On the web, all operators have created their own space. It is necessary to diversify the offer. Two elements have been mentioned (reputation and expert medical staff), but there are other ones, among which the price of the services, related services such as hospitality, the relationship with insurance companies, specialization, the number of scientific publications and the effectiveness of the treatments. Internet offers everyone the opportunity to know.
In this matter, facts are relevant. Let’s stop for a minute. In this article we are speaking about a normal marketing strategy which is adaptable to all businesses. Definition of the target, construction of a coherent offer, adequate price, coherence… But a hospital takes care about our health, which is not a consumer good. “It is wise not to fall in the trap of a romantic vision of the sanitary system”, suggests Ignazio Cassis. “Every citizen in Switzerland spends about 8,000 francs every year for medical treatments: this generates a market of 65 billions francs which employs more than 10% of the active population in Switzerland. This important economic situation does not leave much space to nostalgic visions of a charitable deed to the others”.
Hospitals offer a special kind of service. They must consider the target’s high sensitivity at the time in which they come in contact with the facility. Clinics often try to make healthy patients familiar with the theme (through prevention), in order to get them “ready” in the case they got in direct contact with the disease.
Positive experience (for example an excellent prevention visit) strengthens the reputation of the hospital and hence its brand.
If a hospital doesn’t have “a brand”, every action could seem to be too much business-oriented. In the healthcare sector, what seems to be so annoys the patients. Patients do not want to be treated as customers. For this reason it is important that in the health service the brand is stronger than the commercial offer, so that the “negative” sides are covered and the commercial content is hidden
behind a process of “suggestions for patients and good practises”.
For example, “Dedicate yourself an afternoon for prevention” could be a clearly commercial slogan (come and visit us for a check-up) or a good friend’s suggestion (prevention is better than cure).
People have good memory on facts that touch them on a personal level. For this reason, a hospital cannot draw upon campaigns that are shamelessly commercial: the audience would not forget the mistake.

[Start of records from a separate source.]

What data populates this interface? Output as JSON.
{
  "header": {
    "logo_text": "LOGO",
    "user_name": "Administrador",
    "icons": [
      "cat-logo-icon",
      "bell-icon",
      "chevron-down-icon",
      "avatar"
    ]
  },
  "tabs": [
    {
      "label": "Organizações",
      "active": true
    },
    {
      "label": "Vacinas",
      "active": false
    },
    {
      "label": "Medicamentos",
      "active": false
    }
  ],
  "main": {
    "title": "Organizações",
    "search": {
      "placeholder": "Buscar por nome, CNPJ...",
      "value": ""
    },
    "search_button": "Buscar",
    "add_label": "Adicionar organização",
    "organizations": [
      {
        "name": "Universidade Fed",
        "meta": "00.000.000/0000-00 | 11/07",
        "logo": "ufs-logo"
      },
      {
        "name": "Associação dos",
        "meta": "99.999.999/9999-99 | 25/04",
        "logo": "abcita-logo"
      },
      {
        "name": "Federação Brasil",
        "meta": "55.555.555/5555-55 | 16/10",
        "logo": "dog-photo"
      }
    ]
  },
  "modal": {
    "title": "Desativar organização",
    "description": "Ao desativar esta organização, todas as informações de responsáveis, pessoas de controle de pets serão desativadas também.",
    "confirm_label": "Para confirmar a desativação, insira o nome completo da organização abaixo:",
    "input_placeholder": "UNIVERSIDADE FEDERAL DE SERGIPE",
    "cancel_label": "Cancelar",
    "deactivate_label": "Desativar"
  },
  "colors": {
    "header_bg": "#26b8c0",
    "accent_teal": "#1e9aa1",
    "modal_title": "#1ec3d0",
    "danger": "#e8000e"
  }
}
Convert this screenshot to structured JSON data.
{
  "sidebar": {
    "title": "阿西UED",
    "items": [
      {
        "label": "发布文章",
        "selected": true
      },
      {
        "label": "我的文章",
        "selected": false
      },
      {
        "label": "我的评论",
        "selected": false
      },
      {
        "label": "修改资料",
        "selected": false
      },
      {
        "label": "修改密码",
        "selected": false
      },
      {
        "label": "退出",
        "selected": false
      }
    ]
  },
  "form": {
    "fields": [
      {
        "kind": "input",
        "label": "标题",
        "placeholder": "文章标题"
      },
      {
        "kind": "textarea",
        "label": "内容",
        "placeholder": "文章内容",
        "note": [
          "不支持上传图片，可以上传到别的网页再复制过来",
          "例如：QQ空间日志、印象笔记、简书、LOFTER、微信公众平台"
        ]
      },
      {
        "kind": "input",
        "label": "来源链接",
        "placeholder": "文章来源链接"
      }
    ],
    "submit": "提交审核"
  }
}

As I have often written on this magazine, a brand must be managed. The owner must be able to handle its own reputation with care and perfection. In the commercial world the “rule of the three proofs” is well-known. 1) The item must be chosen for the excellence of the communication; 2) The item must be chosen on the point of sale; 3) The item must meet the customer’s tastes so that after the first consumption he will buy it again.
Let’s leave for a moment the fascinating debate on the role of communication (is communication substance or not?) and even that of the competition among brands (why is one better than another?).
Let’s concentrate on facts: the customer’s satisfaction.
The key to success of health marketing lies in the comprehension of the client’s expectations, his worries, aspirations, personality, behaviour and lifestyle. A good example is given by Flavio Nascè, Director of Commercial Development of Humanitas Clinical Institute in Milan. He states that “the marketing service of a hospital needs a strong brand, and a strong brand cannot be built without excellent services to the patient”. He adds: “Another aspect which in my view must be communicated is the continuity of the treatment. For example, in orthopaedic, cardiologic and neurosurgical fields, beyond the operation we are able to offer to patients a complete rehabilitative path, from first rehabilitation soon after the operation to specific hospitalizations for cases that need a specialist recovery. This path is supported by a well-advanced physiotherapy department and a multidisciplinary approach to the patient”.